If a divergence abort fires, typical remedies are:
- Increase
n_newton_stepsto 20--30 - Tighten
dampingto 1e-3 or below - Pre-filter outlier cells (very low \(u_T\) or extreme compositional skew)
NBLN cascade + freeze + shrinkage workflow¶
NBLN has a per-cell rigid-translation gauge (\(C\) degrees of freedom, one per cell) that needs structural pinning to produce a well-identified fit. SCRIBE addresses this with a three-phase pipeline:
import scribe, numpy as np
# Phase 1: SVI cascade source (NBVCP-SVI on the same data)
svi_results = scribe.fit(
adata, model="nbvcp", parameterization="mean_odds",
priors={"capture_efficiency": (np.log(100_000), 0.5)},
inference_method="svi", n_steps=50_000,
)
# Phases 2+3: NBLN-Laplace with cascade freeze + loadings shrinkage
laplace_results = scribe.fit(
adata, model="nbln", inference_method="laplace",
# Phase 1: pass the cascade source. Empirical Gaussian priors on
# r, mu, eta from the SVI posterior are derived and injected as
# soft priors in the Laplace loss.
informative_priors_from=svi_results,
informative_priors_tau=1.0,
# Phase 2: freeze r and eta at the cascade MAPs. Pins the per-cell
# rigid-translation gauge structurally. Frozen params route
# through cascade_source for PPC and distributions to preserve
# full SVI guide fidelity.
informative_priors_freeze=("r", "eta"), # default
# Phase 3: loadings shrinkage. Lets latent_dim be generous and
# picks the effective rank adaptively.
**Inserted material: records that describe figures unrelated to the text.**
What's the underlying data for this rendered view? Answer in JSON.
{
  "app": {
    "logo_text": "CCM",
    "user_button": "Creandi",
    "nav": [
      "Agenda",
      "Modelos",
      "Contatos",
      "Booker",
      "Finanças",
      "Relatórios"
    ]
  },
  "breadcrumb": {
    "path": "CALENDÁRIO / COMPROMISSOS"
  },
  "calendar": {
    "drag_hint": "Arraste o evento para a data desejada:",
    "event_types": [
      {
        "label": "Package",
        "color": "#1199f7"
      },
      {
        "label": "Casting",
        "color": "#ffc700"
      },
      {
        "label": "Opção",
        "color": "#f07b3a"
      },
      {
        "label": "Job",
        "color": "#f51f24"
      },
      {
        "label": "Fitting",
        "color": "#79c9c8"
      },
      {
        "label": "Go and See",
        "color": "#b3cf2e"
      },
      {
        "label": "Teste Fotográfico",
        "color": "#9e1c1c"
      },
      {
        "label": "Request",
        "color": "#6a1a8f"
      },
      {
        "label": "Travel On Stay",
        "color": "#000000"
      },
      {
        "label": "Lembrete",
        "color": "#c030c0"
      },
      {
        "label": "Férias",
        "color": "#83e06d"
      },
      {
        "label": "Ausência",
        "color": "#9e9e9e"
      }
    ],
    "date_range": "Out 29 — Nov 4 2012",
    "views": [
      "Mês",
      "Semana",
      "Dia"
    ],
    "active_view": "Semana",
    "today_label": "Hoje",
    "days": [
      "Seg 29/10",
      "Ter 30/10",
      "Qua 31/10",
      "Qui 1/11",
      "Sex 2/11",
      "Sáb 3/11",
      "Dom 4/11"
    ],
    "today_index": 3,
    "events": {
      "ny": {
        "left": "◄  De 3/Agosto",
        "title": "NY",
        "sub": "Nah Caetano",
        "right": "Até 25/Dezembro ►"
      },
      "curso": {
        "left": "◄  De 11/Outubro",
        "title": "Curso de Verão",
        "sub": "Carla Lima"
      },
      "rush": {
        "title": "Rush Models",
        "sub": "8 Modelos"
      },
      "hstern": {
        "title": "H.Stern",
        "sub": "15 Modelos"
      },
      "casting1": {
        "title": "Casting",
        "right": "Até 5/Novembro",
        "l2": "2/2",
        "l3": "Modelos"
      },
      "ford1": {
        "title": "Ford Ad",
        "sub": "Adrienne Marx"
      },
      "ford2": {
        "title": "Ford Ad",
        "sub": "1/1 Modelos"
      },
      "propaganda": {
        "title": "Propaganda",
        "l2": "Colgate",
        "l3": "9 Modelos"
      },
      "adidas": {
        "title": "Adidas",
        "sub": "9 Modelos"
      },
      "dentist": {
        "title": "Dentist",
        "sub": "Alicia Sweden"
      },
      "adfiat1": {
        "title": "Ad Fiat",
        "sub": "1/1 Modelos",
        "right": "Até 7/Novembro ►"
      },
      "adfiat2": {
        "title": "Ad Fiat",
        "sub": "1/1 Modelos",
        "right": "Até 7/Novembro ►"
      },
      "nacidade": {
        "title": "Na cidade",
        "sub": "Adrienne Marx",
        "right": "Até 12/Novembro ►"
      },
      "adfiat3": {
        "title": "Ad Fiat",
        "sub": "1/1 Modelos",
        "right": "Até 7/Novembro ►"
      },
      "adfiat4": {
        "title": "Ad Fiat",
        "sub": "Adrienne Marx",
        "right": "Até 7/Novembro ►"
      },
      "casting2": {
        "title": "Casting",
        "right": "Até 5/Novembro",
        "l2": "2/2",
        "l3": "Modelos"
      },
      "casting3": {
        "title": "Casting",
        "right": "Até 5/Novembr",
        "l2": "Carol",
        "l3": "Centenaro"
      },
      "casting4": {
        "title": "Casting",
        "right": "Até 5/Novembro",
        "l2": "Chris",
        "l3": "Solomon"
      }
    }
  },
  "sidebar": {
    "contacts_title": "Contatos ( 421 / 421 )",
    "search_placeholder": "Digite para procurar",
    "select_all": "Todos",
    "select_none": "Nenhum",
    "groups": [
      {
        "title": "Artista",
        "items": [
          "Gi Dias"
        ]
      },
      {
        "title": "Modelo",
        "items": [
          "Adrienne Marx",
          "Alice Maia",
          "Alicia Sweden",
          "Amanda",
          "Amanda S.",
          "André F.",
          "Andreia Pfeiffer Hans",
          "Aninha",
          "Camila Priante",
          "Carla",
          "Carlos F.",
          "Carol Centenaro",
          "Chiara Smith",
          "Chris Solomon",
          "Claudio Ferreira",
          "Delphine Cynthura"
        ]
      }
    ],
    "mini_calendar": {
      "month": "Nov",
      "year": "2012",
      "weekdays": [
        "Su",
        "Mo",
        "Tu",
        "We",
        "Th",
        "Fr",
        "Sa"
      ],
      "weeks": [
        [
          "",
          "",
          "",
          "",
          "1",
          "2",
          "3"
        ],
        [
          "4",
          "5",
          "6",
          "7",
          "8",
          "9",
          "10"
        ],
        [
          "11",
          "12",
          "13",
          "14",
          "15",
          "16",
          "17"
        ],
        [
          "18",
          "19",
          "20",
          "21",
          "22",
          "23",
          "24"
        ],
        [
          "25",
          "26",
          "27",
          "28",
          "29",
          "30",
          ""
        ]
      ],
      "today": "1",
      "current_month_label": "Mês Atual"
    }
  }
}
See the loadings-shrinkage
# theory page for the strategy catalog and calibration workflow.
priors={
"capture_efficiency": (np.log(100_000), 0.5),
"loadings": {
"type": "horseshoe_columnwise",
"tau_scale": 1.0,
},
},
latent_dim=16,
n_steps=20_000,
)
# Inspect effective rank + correlation structure
print(laplace_results.w_prior_diagnostics["effective_rank"]) # adaptive rank
diag = laplace_results.get_gauge_diagnostics()
print(diag["gauge_contamination_ratio"]) # should be < 0.05
# Gauge-invariant loadings for cross-gene correlation analysis
W_perp = laplace_results.get_W_compositional()
| Phase | Mechanism | Default |
|---|---|---|
| 1. Soft cascade | SVI posterior → empirical Gaussian priors → Laplace loss | Activated by informative_priors_from= |
| 2. Hard freeze | Selected cascade-derived params pinned at MAP, excluded from optimizer | ("r", "eta") |
| 3. Loadings shrinkage | Adaptive rank selection on the columns of \(W_\perp\) | None (opt-in) |
The three phases are orthogonal — you can use any subset. The combined recipe above is the recommended production workflow for NBLN fits.
Theory: NB Log-Normal Model, Loadings-Matrix Shrinkage Priors
Results¶
scribe.fit() with inference_method="laplace" returns a
ScribeLaplaceResults object. See the Results Class page for
the full API, including MAP-only and Laplace-uncertainty posterior predictive
checks.
Combining Inference Methods¶
SVI then MCMC¶
The most common multi-method workflow is SVI for fast exploration followed by MCMC for publication-quality posteriors:
flowchart LR
A["SVI (fast)"] -->|"svi_init="| B["MCMC (exact)"]
A --> C["Explore results"]
B --> D["Final analysis"]
SVI then DE / Model Comparison¶
SVI results feed directly into downstream analyses:
flowchart LR
A["scribe.fit()"] --> B["Differential Expression"]
A --> C["Model Comparison"]
A --> D["Posterior Predictive Checks"]
A --> E["Bayesian Denoising"]
See the Differential Expression and Model Comparison guides for details on these downstream analyses.